Wednesday, January 20, 2010

Direct Marketing Campaign Abandoned At The Point Of Sale

While doing more research and reading on direct marketing campaigns I was reminded of one that I partook in as a consumer a few years back. It worked out just fine for me, but horribly for the company involved. I received the benefit through my response, but they did not receive the sale. And, they had no one to blame but themselves.

I received a direct marketing piece in the mail from Ford. They were offering a fantastic deal: come in to one of their dealerships and test-drive one of their vehicles, and receive a Visa gift card in the mail in the amount of either $50 or $75 (I can't remember which it was, but either way it's a great deal, right?). I was still under a lease agreement with Toyota at the time and had no plans to buy a new car, but I figured why pass up the deal? I don't have to buy. The only requirement for me was that I come in and test-drive. After that, I can fill out the paperwork (most likely ending up on their mailing list for future correspondence and offers), say 'no thank you' to any offer, and go home to await my gift card.

There happened to be a Ford dealership right down the street from me, so one day when I had some time and made my way over there. I went in and told the salesman that approached about the offer I had received in the mail and presented it to him. I followed him over to a table in the showroom and sat down. He looked it over briefly and then asked me point blank if I had any intention of buying a vehicle. I said 'no'.

"Okay, well let me just sign this paper, and you can be on your way", he said.

He signed the paper and gave it to me. Then he let me leave. No test drive. No sales pitch. Nothing. He didn't even try. As far as he was concerned, every person that came into the showroom with this direct mail piece in hand was going to waste his time. They were not going to buy a car. They just wanted the gift card. And, for him to make money he has to sell cars. So, in his eyes it was better to get rid of us freeloaders up front, and get back to business.

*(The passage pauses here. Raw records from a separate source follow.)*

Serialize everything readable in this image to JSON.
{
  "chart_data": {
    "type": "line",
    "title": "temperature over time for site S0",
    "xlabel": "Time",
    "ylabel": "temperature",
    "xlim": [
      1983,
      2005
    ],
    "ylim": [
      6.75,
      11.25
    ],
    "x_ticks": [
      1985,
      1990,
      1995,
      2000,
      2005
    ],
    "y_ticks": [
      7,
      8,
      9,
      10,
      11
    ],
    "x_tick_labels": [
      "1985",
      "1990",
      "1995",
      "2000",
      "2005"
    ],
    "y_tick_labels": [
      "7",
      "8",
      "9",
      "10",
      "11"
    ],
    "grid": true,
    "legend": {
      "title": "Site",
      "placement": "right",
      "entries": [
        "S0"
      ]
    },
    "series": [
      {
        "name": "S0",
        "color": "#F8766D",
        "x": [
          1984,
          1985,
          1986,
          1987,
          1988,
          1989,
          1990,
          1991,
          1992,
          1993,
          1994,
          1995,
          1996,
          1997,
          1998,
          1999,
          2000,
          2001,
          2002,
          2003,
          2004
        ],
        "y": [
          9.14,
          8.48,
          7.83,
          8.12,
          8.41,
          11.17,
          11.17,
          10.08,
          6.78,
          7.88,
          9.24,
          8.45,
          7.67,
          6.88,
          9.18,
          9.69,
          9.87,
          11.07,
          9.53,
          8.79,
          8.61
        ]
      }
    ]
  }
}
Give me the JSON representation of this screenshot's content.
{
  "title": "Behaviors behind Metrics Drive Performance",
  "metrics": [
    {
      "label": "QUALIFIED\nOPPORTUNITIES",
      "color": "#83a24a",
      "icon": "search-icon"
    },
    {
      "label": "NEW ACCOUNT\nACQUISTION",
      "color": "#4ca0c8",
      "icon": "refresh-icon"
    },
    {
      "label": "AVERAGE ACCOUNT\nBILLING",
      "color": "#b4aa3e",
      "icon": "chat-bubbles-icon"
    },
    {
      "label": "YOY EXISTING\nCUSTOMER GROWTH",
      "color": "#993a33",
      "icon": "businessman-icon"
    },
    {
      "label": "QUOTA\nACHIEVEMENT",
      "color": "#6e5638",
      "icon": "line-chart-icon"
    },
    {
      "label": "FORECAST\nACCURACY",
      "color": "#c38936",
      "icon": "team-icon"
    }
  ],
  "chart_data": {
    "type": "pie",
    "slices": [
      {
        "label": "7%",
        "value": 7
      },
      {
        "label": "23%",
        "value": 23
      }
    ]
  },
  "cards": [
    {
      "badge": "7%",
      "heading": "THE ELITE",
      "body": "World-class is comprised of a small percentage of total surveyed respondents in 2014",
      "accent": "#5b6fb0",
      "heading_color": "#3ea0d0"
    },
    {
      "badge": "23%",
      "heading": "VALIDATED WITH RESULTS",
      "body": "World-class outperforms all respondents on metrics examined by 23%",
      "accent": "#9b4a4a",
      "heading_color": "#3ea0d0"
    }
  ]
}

But, in doing this he missed the entire point of the direct marketing campaign. What the campaign did was bring people into the showroom and require them to actually try out a Ford product. Once the consumer was in there, it was the job of the salesperson (and the vehicle) to sell the product. Now, in my case (and perhaps the case of many others) the day would not have resulted in a sale. There was no chance of that. I had an almost brand new car which I was happy with. However, this visit could have potentially done a lot to help change my perception of Ford's products and of Ford as a company. But, instead the ball was dropped in the red zone.

All of the blame does not fall onto the salesman though. In his head, it made sense to not 'waste time' with these non-customers. His manager should have done more to ensure he did his best to educate these consumers and make any kind of connection that he could. Next, those marketers who created the campaign should have thought it out more completely and realized that this offer is going to bring in a lot of false leads to their salespeople who make a living off of commission. It was their responsibility to take their campaign a step further and sell it to the sales teams at the dealership. Tell the salespeople the reasoning behind the campaign and why you think it will work. Educate them on the marketing aspect of driving sales and get everyone on the same side.

The sales teams concerns should have then been addressed. They need qualified leads to have a better chance at making a sale. So, what's another way to offer this deal to consumers? Maybe have a certain day for the offer to be valid, or only during certain non-peak hours. Perhaps they could have designated certain employees to be the ones to handle those responding to the mailing - people whose income is not commission-based. However, because the details clearly were not thought of prior to the execution of this campaign, the direct marketing offer was a failure on the day I went in to the dealership, and more than likely a failure all around for the same reason.

As a final note, one of my associates received the same offer and did the same thing that I did. They never received their gift card in the mail. Follow-through is vital for any campaign if you plan to build a positive brand image in the minds of consumers.